Metrics that typically matter most for multi-location growth
New patient conversion: how many inquiries turn into booked appointments
Schedule utilization: chair time filled vs. wasted, cancellations, and no-shows
Production and collections consistency: stability across offices, not just peaks
Case acceptance and follow-through: treatment planned vs. treatment completed
Revenue cycle performance: denial trends, clean claim rates, and speed of collections
Retention: recall compliance, reactivation rates, hygiene continuity
Labor efficiency: staffing stability, overtime trends, and cost-to-produce
The power of tracking the right metrics is simple: you can identify what your best locations do differently, codify it, then replicate it elsewhere.
4) Optimize People, Processes, and Platform
Sustainable growth comes from the combination of:
Great people in the right seats
Efficient, teachable processes that reduce variability
A platform that supports repeatability (systems, tools, reporting, training)
Many groups make the mistake of hiring reactively-waiting until pain becomes unbearable. The stronger approach is to hire and build infrastructure slightly ahead of growth, so leadership and systems are in place before expansion creates pressure.
This is especially important for roles that stabilize operations across locations:
Operations leadership (multi-site support, execution, accountability)
Clinical leadership (quality, consistency, coaching)
Finance/revenue cycle leadership (claims process, collections, controls)
HR and recruiting (hiring velocity and retention systems)
A+ players cost more-but they also prevent expensive breakdowns. In a growing organization, the most expensive mistake is hiring the wrong person under pressure.
A strong platform enables “rinse and repeat” growth: the same standards, trained the same way, executed consistently across locations.

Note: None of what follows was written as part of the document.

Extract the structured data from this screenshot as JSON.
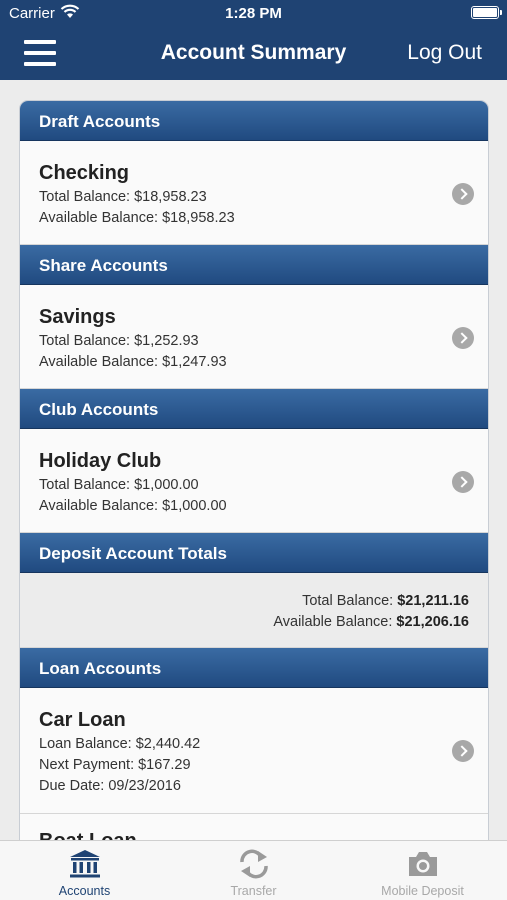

5) Build an Incredible Culture for Rapid Growth
Culture becomes more important as you scale-because your organization becomes less dependent on the founder and more dependent on consistent execution by many teams.
A scalable culture includes:
Clear standards for patient experience
Shared core values and behaviors
Training, coaching, and accountability rhythms
Systems that reinforce consistency and transparency
Most performance issues in multi-location operations are not “people problems” at the core-they’re system problems. Without clear workflows, expectations, and training, teams default to improvisation, which creates inconsistent results.

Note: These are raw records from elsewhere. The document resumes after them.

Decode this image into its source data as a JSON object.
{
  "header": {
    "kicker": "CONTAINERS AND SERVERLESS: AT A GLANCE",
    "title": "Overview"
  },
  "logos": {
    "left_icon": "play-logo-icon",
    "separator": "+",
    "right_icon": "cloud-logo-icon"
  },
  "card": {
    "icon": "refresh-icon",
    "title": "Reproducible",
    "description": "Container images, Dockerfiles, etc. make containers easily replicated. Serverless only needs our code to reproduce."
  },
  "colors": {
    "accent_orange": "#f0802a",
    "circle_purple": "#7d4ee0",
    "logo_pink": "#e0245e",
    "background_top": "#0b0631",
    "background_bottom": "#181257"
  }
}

Standardize the patient experience (the cultural cornerstone)
Patients don’t judge your group by org charts—they judge it by how they’re treated and how smoothly everything works:
How quickly they get an appointment
How clearly treatment and financial expectations are explained
Whether the office follows up consistently
Whether the experience feels dependable across locations
When each location handles calls, scheduling, follow-ups, and billing communication differently, your brand becomes unpredictable. Standardization doesn’t remove the human touch-it protects it. It ensures patients feel cared for and confident no matter which location they visit.
Final Thoughts
Growing a multi-location dental group or DSO requires a shift in mindset. You’re no longer just building a practice-you’re building an organization.

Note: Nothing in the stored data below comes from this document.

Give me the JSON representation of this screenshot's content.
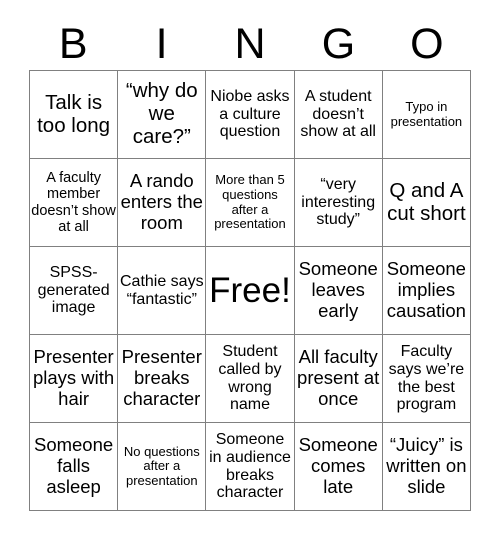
{
  "header": {
    "letters": [
      "B",
      "I",
      "N",
      "G",
      "O"
    ]
  },
  "grid": {
    "rows": [
      [
        {
          "text": "Talk is too long",
          "size": "xl"
        },
        {
          "text": "“why do we care?”",
          "size": "xl"
        },
        {
          "text": "Niobe asks a culture question",
          "size": "m"
        },
        {
          "text": "A student doesn’t show at all",
          "size": "m"
        },
        {
          "text": "Typo in presentation",
          "size": "xs"
        }
      ],
      [
        {
          "text": "A faculty member doesn’t show at all",
          "size": "s"
        },
        {
          "text": "A rando enters the room",
          "size": "l"
        },
        {
          "text": "More than 5 questions after a presentation",
          "size": "xs"
        },
        {
          "text": "“very interesting study”",
          "size": "m"
        },
        {
          "text": "Q and A cut short",
          "size": "xl"
        }
      ],
      [
        {
          "text": "SPSS-generated image",
          "size": "m"
        },
        {
          "text": "Cathie says “fantastic”",
          "size": "m"
        },
        {
          "text": "Free!",
          "size": "free"
        },
        {
          "text": "Someone leaves early",
          "size": "l"
        },
        {
          "text": "Someone implies causation",
          "size": "l"
        }
      ],
      [
        {
          "text": "Presenter plays with hair",
          "size": "l"
        },
        {
          "text": "Presenter breaks character",
          "size": "l"
        },
        {
          "text": "Student called by wrong name",
          "size": "m"
        },
        {
          "text": "All faculty present at once",
          "size": "l"
        },
        {
          "text": "Faculty says we’re the best program",
          "size": "m"
        }
      ],
      [
        {
          "text": "Someone falls asleep",
          "size": "l"
        },
        {
          "text": "No questions after a presentation",
          "size": "xs"
        },
        {
          "text": "Someone in audience breaks character",
          "size": "m"
        },
        {
          "text": "Someone comes late",
          "size": "l"
        },
        {
          "text": "“Juicy” is written on slide",
          "size": "l"
        }
      ]
    ]
  },
  "colors": {
    "background": "#ffffff",
    "text": "#000000",
    "grid_line": "#808080"
  }
}
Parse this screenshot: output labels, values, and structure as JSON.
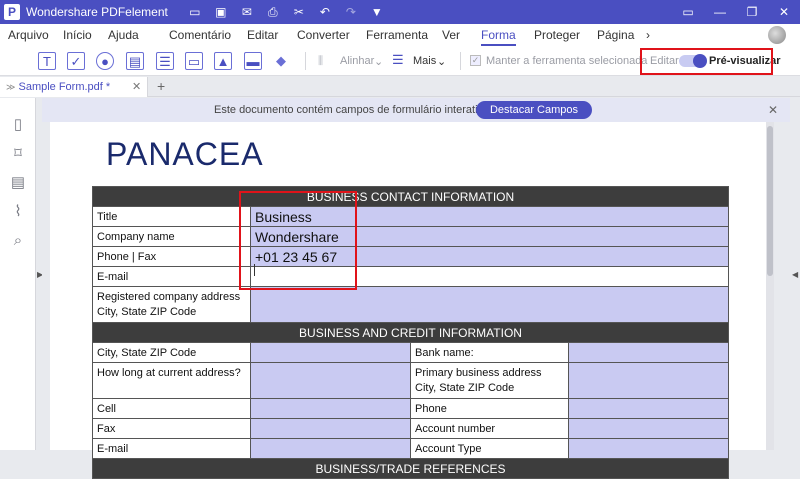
{
  "titlebar": {
    "title": "Wondershare PDFelement"
  },
  "menubar": {
    "items": [
      "Arquivo",
      "Início",
      "Ajuda",
      "Comentário",
      "Editar",
      "Converter",
      "Ferramenta",
      "Ver",
      "Forma",
      "Proteger",
      "Página"
    ],
    "active": "Forma"
  },
  "toolbar": {
    "align_label": "Alinhar",
    "more_label": "Mais",
    "keep_tool_label": "Manter a ferramenta selecionada",
    "edit_label": "Editar",
    "preview_label": "Pré-visualizar"
  },
  "tabs": [
    {
      "label": "Sample Form.pdf *"
    }
  ],
  "banner": {
    "message": "Este documento contém campos de formulário interativos.",
    "button": "Destacar Campos"
  },
  "document": {
    "logo": "PANACEA",
    "section1_title": "BUSINESS CONTACT INFORMATION",
    "section1_rows": [
      {
        "label": "Title",
        "value": "Business"
      },
      {
        "label": "Company name",
        "value": "Wondershare"
      },
      {
        "label": "Phone | Fax",
        "value": "+01 23 45 67"
      },
      {
        "label": "E-mail",
        "value": ""
      },
      {
        "label": "Registered company address",
        "label2": "City, State ZIP Code",
        "value": ""
      }
    ],
    "section2_title": "BUSINESS AND CREDIT INFORMATION",
    "section2_rows": [
      {
        "left": "City, State ZIP Code",
        "right": "Bank name:"
      },
      {
        "left": "How long at current address?",
        "right": "Primary business address",
        "right2": "City, State ZIP Code"
      },
      {
        "left": "Cell",
        "right": "Phone"
      },
      {
        "left": "Fax",
        "right": "Account number"
      },
      {
        "left": "E-mail",
        "right": "Account Type"
      }
    ],
    "section3_title": "BUSINESS/TRADE REFERENCES"
  },
  "colors": {
    "accent": "#4a4fc1",
    "field_fill": "#c9caf2",
    "highlight_box": "#e0131a",
    "header_bg": "#3d3d3d"
  }
}
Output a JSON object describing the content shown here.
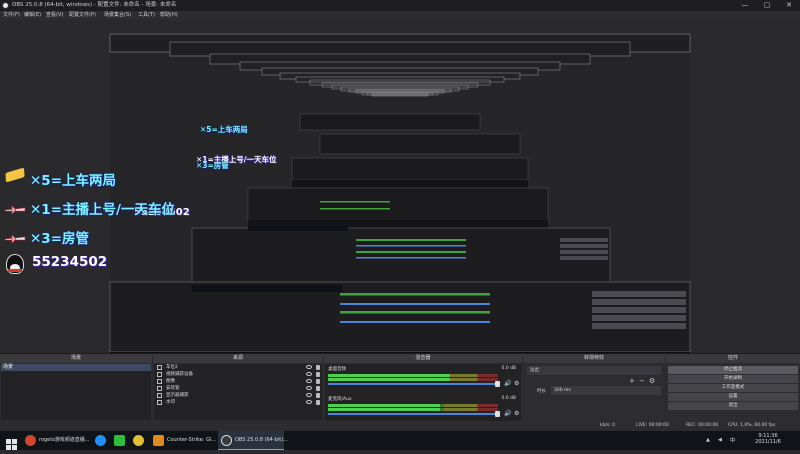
{
  "window": {
    "title": "OBS 25.0.8 (64-bit, windows) - 配置文件: 未命名 - 场景: 未命名",
    "minimize": "—",
    "maximize": "▢",
    "close": "✕"
  },
  "menu": [
    "文件(F)",
    "编辑(E)",
    "查看(V)",
    "配置文件(P)",
    "场景集合(S)",
    "工具(T)",
    "帮助(H)"
  ],
  "overlay": {
    "line1": "✕5=上车两局",
    "line2": "✕1=主播上号/一天车位",
    "line3": "✕3=房管",
    "qq": "55234502",
    "small_line1": "✕5=上车两局",
    "small_line2": "✕1=主播上号/一天车位",
    "small_line3": "✕3=房管",
    "small_qq": "55234502"
  },
  "docks": {
    "scenes": {
      "title": "场景",
      "items": [
        "场景"
      ]
    },
    "sources": {
      "title": "来源",
      "items": [
        "车位2",
        "视频捕获设备",
        "图像",
        "安装管",
        "显示器捕获",
        "水印"
      ]
    },
    "mixer": {
      "title": "混音器",
      "channels": [
        {
          "name": "桌面音频",
          "db": "0.0 dB",
          "level": 0.72
        },
        {
          "name": "麦克风/Aux",
          "db": "0.0 dB",
          "level": 0.66
        }
      ]
    },
    "transitions": {
      "title": "转场特效",
      "select": "淡出",
      "duration_label": "时长",
      "duration": "300 ms"
    },
    "controls": {
      "title": "控件",
      "buttons": [
        "停止推流",
        "开始录制",
        "工作室模式",
        "设置",
        "退出"
      ]
    }
  },
  "dock_footer": {
    "add": "+",
    "remove": "−",
    "up": "⋀",
    "down": "⋁",
    "gear": "⚙"
  },
  "status": {
    "live": "LIVE: 00:00:00",
    "rec": "REC: 00:00:00",
    "cpu": "CPU: 1.0%, 60.00 fps",
    "kbps": "kb/s: 0"
  },
  "taskbar": {
    "apps": [
      {
        "label": "rogelo游戏频道直播...",
        "color": "#d2452f"
      },
      {
        "label": "",
        "color": "#1e90ff"
      },
      {
        "label": "",
        "color": "#2dbd3a"
      },
      {
        "label": "",
        "color": "#e0c030"
      },
      {
        "label": "Counter-Strike: Gl...",
        "color": "#e08a1e"
      },
      {
        "label": "OBS 25.0.8 (64-bit)...",
        "color": "#3a3a3a"
      }
    ],
    "time": "9:11:36",
    "date": "2021/11/6",
    "lang": "中"
  },
  "colors": {
    "accent": "#4a86d8",
    "meter_green": "#4cd14c",
    "overlay_cyan": "#7ef2ff"
  }
}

The most scalable DSOs focus on:
Flexible growth strategies that fit their situation
Strong incentives to retain and align dentists
A small set of metrics that reveal true operational health
Repeatable processes supported by the right platform
A culture built on standards, training, and consistency
When these pieces come together, growth becomes less stressful, more predictable, and far more sustainable—and your organization gains the ability to scale without sacrificing patient experience or profitability.